The kibbutz was established on 17 January 1946 (Tu BiShvat, 5706) on a site known in Arabic as "el-Wakwaka" by a group of young people of the Bnei Akiva Movement from Germany called "Emonim". The Emunim group was initially intended to replace the Avraham group and settle in Kfar Etzion, the first community in the Gush Etzion. However, in the end, it was the Avraham group that established Kfar Etzion in 1943.
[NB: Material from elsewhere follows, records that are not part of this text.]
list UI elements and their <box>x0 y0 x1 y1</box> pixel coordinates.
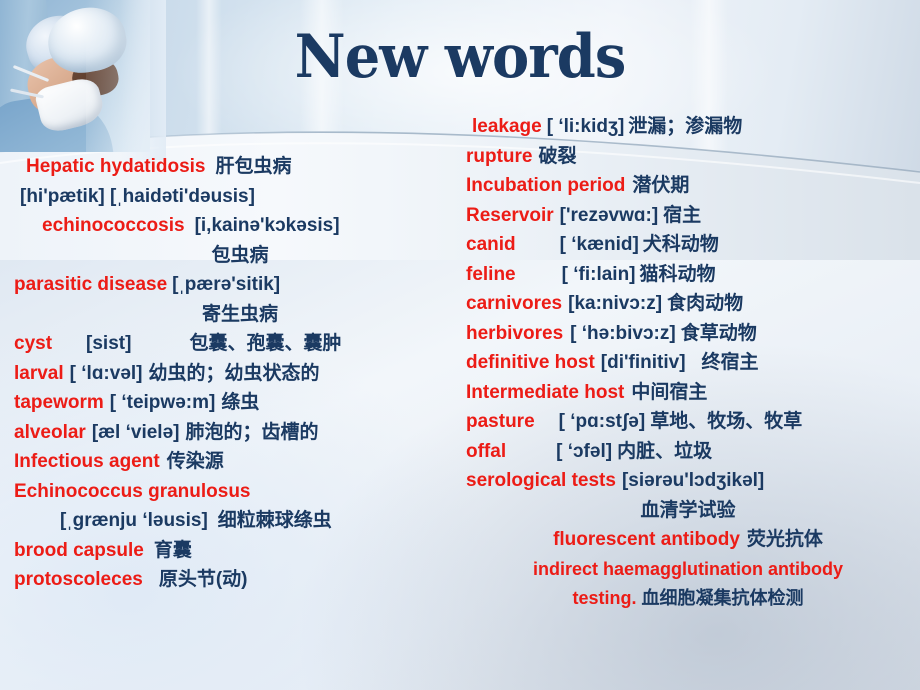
translation-text: 食草动物 <box>681 323 757 344</box>
term-text: rupture <box>466 146 533 167</box>
term-text: testing. <box>572 588 636 608</box>
translation-text: 破裂 <box>539 146 577 167</box>
term-text: definitive host <box>466 352 595 373</box>
word-entry: brood capsule育囊 <box>14 536 466 566</box>
word-entry: Reservoir['rezəvwɑ:]宿主 <box>460 201 916 231</box>
translation-text: 血清学试验 <box>640 500 735 521</box>
word-entry: canid[ ‘kænid]犬科动物 <box>460 230 916 260</box>
translation-text: 草地、牧场、牧草 <box>650 411 802 432</box>
term-text: Intermediate host <box>466 382 624 403</box>
term-text: echinococcosis <box>42 215 185 236</box>
translation-text: 传染源 <box>167 451 224 472</box>
page-title: New words <box>32 22 888 92</box>
word-entry: cyst[sist]包囊、孢囊、囊肿 <box>14 329 466 359</box>
phonetic-text: [siərəu'lɔdʒikəl] <box>622 470 764 491</box>
phonetic-text: [æl ‘vielə] <box>92 422 180 443</box>
phonetic-text: [ ‘pɑ:stʃə] <box>559 411 646 432</box>
left-word-column: Hepatic hydatidosis肝包虫病 [hi'pætik] [ˌhai… <box>14 152 466 595</box>
translation-text: 中间宿主 <box>631 382 707 403</box>
phonetic-text: [di'finitiv] <box>601 352 686 373</box>
word-entry: alveolar[æl ‘vielə]肺泡的；齿槽的 <box>14 418 466 448</box>
term-text: offal <box>466 441 506 462</box>
phonetic-text: [hi'pætik] [ˌhaidəti'dəusis] <box>20 186 255 207</box>
translation-text: 潜伏期 <box>632 175 689 196</box>
translation-text: 猫科动物 <box>640 264 716 285</box>
translation-text: 育囊 <box>154 540 192 561</box>
word-entry: [ˌgrænju ‘ləusis]细粒棘球绦虫 <box>14 506 466 536</box>
translation-text: 内脏、垃圾 <box>617 441 712 462</box>
translation-text: 犬科动物 <box>643 234 719 255</box>
term-text: pasture <box>466 411 535 432</box>
word-entry: Echinococcus granulosus <box>14 477 466 507</box>
term-text: brood capsule <box>14 540 144 561</box>
phonetic-text: [ˌpærə'sitik] <box>172 274 280 295</box>
word-entry: Infectious agent传染源 <box>14 447 466 477</box>
term-text: parasitic disease <box>14 274 167 295</box>
phonetic-text: [ ‘teipwə:m] <box>110 392 216 413</box>
term-text: carnivores <box>466 293 562 314</box>
translation-text: 包囊、孢囊、囊肿 <box>189 333 341 354</box>
word-entry: serological tests[siərəu'lɔdʒikəl] <box>460 466 916 496</box>
phonetic-text: ['rezəvwɑ:] <box>560 205 658 226</box>
translation-text: 原头节(动) <box>159 569 248 590</box>
term-text: tapeworm <box>14 392 104 413</box>
term-text: alveolar <box>14 422 86 443</box>
translation-text: 荧光抗体 <box>747 529 823 550</box>
term-text: Infectious agent <box>14 451 160 472</box>
translation-text: 幼虫的；幼虫状态的 <box>149 363 320 384</box>
word-entry: indirect haemagglutination antibody <box>460 555 916 585</box>
word-entry: herbivores[ ‘hə:bivɔ:z]食草动物 <box>460 319 916 349</box>
term-text: Hepatic hydatidosis <box>26 156 206 177</box>
right-word-column: leakage[ ‘li:kidʒ]泄漏；渗漏物 rupture破裂 Incub… <box>460 112 916 614</box>
word-entry: leakage[ ‘li:kidʒ]泄漏；渗漏物 <box>460 112 916 142</box>
translation-text: 泄漏；渗漏物 <box>628 116 742 137</box>
word-entry: larval[ ‘lɑ:vəl]幼虫的；幼虫状态的 <box>14 359 466 389</box>
term-text: fluorescent antibody <box>553 529 740 550</box>
word-entry: carnivores[ka:nivɔ:z]食肉动物 <box>460 289 916 319</box>
translation-text: 寄生虫病 <box>202 304 278 325</box>
phonetic-text: [ˌgrænju ‘ləusis] <box>60 510 208 531</box>
phonetic-text: [ ‘fi:lain] <box>562 264 636 285</box>
phonetic-text: [ ‘ɔfəl] <box>556 441 612 462</box>
translation-text: 终宿主 <box>702 352 759 373</box>
word-entry: rupture破裂 <box>460 142 916 172</box>
phonetic-text: [sist] <box>86 333 131 354</box>
word-entry: echinococcosis[i,kainə'kɔkəsis] <box>14 211 466 241</box>
translation-text: 血细胞凝集抗体检测 <box>642 588 804 608</box>
translation-text: 绦虫 <box>221 392 259 413</box>
word-entry: Hepatic hydatidosis肝包虫病 <box>14 152 466 182</box>
translation-text: 包虫病 <box>211 245 268 266</box>
term-text: canid <box>466 234 516 255</box>
word-entry: 血清学试验 <box>460 496 916 526</box>
word-entry: pasture[ ‘pɑ:stʃə]草地、牧场、牧草 <box>460 407 916 437</box>
term-text: feline <box>466 264 516 285</box>
word-entry: protoscoleces原头节(动) <box>14 565 466 595</box>
word-entry: parasitic disease[ˌpærə'sitik] <box>14 270 466 300</box>
term-text: cyst <box>14 333 52 354</box>
translation-text: 肝包虫病 <box>216 156 292 177</box>
phonetic-text: [ ‘kænid] <box>560 234 639 255</box>
term-text: Incubation period <box>466 175 625 196</box>
term-text: protoscoleces <box>14 569 143 590</box>
word-entry: Incubation period潜伏期 <box>460 171 916 201</box>
term-text: serological tests <box>466 470 616 491</box>
phonetic-text: [ ‘hə:bivɔ:z] <box>570 323 676 344</box>
term-text: herbivores <box>466 323 563 344</box>
word-entry: tapeworm[ ‘teipwə:m]绦虫 <box>14 388 466 418</box>
translation-text: 宿主 <box>663 205 701 226</box>
term-text: Reservoir <box>466 205 554 226</box>
term-text: larval <box>14 363 64 384</box>
phonetic-text: [ ‘li:kidʒ] <box>547 116 625 137</box>
term-text: indirect haemagglutination antibody <box>533 559 843 579</box>
term-text: Echinococcus granulosus <box>14 481 251 502</box>
word-entry: 包虫病 <box>14 241 466 271</box>
slide-canvas: New words Hepatic hydatidosis肝包虫病 [hi'pæ… <box>0 0 920 690</box>
word-entry: [hi'pætik] [ˌhaidəti'dəusis] <box>14 182 466 212</box>
translation-text: 细粒棘球绦虫 <box>218 510 332 531</box>
term-text: leakage <box>472 116 542 137</box>
word-entry: Intermediate host中间宿主 <box>460 378 916 408</box>
word-entry: definitive host[di'finitiv]终宿主 <box>460 348 916 378</box>
translation-text: 食肉动物 <box>667 293 743 314</box>
translation-text: 肺泡的；齿槽的 <box>185 422 318 443</box>
word-entry: offal[ ‘ɔfəl]内脏、垃圾 <box>460 437 916 467</box>
word-entry: feline[ ‘fi:lain]猫科动物 <box>460 260 916 290</box>
word-entry: testing.血细胞凝集抗体检测 <box>460 584 916 614</box>
word-entry: fluorescent antibody荧光抗体 <box>460 525 916 555</box>
word-entry: 寄生虫病 <box>14 300 466 330</box>
phonetic-text: [i,kainə'kɔkəsis] <box>195 215 340 236</box>
phonetic-text: [ka:nivɔ:z] <box>568 293 662 314</box>
phonetic-text: [ ‘lɑ:vəl] <box>70 363 143 384</box>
In the late 1960s, while preparing the lands for cultivation, members of the kibbutz discovered the Mosaic of Rehob among the ruins of an ancient synagogue.

==Economy==
The economy of the village today is based on agriculture (a herd of about a thousand cattle, extensive orchards of date palms and olive trees, cereal crops) and a plastics factory, Palziv, which exports all over the world.

==Education==
Within the kibbutz there are several educational establishments. The Religious Kibbutz Movement's religious seminary for young women (Midreshet Kibbutz HaDati / מדרשת עין הנצי"ב) offers several programs: Torah study pre- and post sherut leumi; similar integration with military service; an overseas program; intensive training for "instructors in halakha" (Jewish law).

The kibbutz also hosts an intensive study course or "ulpan" for French speakers wishing to convert to Judaism, which offers Hebrew language and Orthodox Judaism classes.